Whatever blame lies with the Commonwealth for the problems in our school system, NSW is directly answerable for its own underfunding of public schools and overfunding of schools in the private sector against the established Schooling Resource Standard (SRS) until 2029.

NSW needs a government with backbone to call on the Commonwealth–as the main revenue-raising government–for immediate financial assistance for schools dealing with effects of natural disasters. This assistance is needed over and above prior agreements to mitigate the damage and long-term effects of children and young people from disruption to their schooling.

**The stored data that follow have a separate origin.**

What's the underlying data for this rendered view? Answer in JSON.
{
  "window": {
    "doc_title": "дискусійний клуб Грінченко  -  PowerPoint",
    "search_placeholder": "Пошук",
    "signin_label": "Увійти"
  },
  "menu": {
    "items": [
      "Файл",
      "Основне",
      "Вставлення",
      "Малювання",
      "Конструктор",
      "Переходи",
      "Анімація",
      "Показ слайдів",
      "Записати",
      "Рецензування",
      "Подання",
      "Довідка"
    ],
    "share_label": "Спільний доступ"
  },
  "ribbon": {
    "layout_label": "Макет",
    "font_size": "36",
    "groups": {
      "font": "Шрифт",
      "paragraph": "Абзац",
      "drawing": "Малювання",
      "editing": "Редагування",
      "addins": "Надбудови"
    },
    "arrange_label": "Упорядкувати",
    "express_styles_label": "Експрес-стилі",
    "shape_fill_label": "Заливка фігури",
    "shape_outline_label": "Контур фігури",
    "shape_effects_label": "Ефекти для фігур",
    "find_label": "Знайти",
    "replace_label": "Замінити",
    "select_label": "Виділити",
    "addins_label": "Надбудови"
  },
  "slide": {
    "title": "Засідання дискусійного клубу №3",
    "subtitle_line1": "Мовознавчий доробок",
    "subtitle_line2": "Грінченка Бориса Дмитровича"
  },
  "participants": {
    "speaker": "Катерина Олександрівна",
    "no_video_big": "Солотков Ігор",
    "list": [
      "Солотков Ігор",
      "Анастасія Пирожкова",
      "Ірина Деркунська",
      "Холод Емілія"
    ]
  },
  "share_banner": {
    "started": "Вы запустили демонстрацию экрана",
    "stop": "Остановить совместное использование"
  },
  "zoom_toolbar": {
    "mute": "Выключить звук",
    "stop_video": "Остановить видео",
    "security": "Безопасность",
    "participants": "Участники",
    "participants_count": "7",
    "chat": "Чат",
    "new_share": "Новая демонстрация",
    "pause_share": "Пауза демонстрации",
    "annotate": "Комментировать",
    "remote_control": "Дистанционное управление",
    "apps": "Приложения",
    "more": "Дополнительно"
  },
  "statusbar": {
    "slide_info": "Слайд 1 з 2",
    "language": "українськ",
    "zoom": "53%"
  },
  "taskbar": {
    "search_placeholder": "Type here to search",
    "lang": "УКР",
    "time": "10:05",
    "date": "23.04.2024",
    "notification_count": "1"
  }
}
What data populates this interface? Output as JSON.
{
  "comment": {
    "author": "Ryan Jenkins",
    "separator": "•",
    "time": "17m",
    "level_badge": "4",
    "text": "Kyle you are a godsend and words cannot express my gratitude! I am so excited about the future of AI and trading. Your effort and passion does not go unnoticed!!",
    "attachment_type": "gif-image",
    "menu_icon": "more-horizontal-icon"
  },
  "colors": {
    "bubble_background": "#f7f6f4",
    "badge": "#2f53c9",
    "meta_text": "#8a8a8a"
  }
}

NSW needs a principled, honest government to repudiate the disreputable bilateral agreement it entered with the Commonwealth. This entailed a 4 per cent reduction in its funding commitment to its public schools only, making a mockery of the SRS. Pending the negotiation of a new NSRA in 2025, NSW should offer to provide its public schools with their rightful level of state funding, in return for the Commonwealth agreeing to amend the Australian Education Act to remove the arbitrary cap of 20 per cent on its contribution to meeting the SRS for public schools.

Are you committed to making the NSW school system, taken as a whole, less stratified and unfair – or not? If we care about the education of our children and grandchildren, this is a question voters need to ask each and every candidate in the weeks before the March election.

Some steps for election candidates to consider are set out in the newly-released report by the Productivity Commission of the review of the current National School Reform Agreement www.pc.gov.au/inquiries/completed/school-agreement/report. This report emphasises the centrality of the supply and quality of teaching for all schools, but it stops short of making this the focus of the recurrent funding of schools. But now that the total recurrent public funding provided by both levels of government exceeds the total teacher salary bill for all Australian schools, there is both an opportunity and a logic to making this link.

What better way to use the power of the public purse than to focus on ensuring that all schools have the resources needed to provide the conditions that are most favourable to high quality teaching, taking account of their differing student communities and the range of circumstances in which they operate?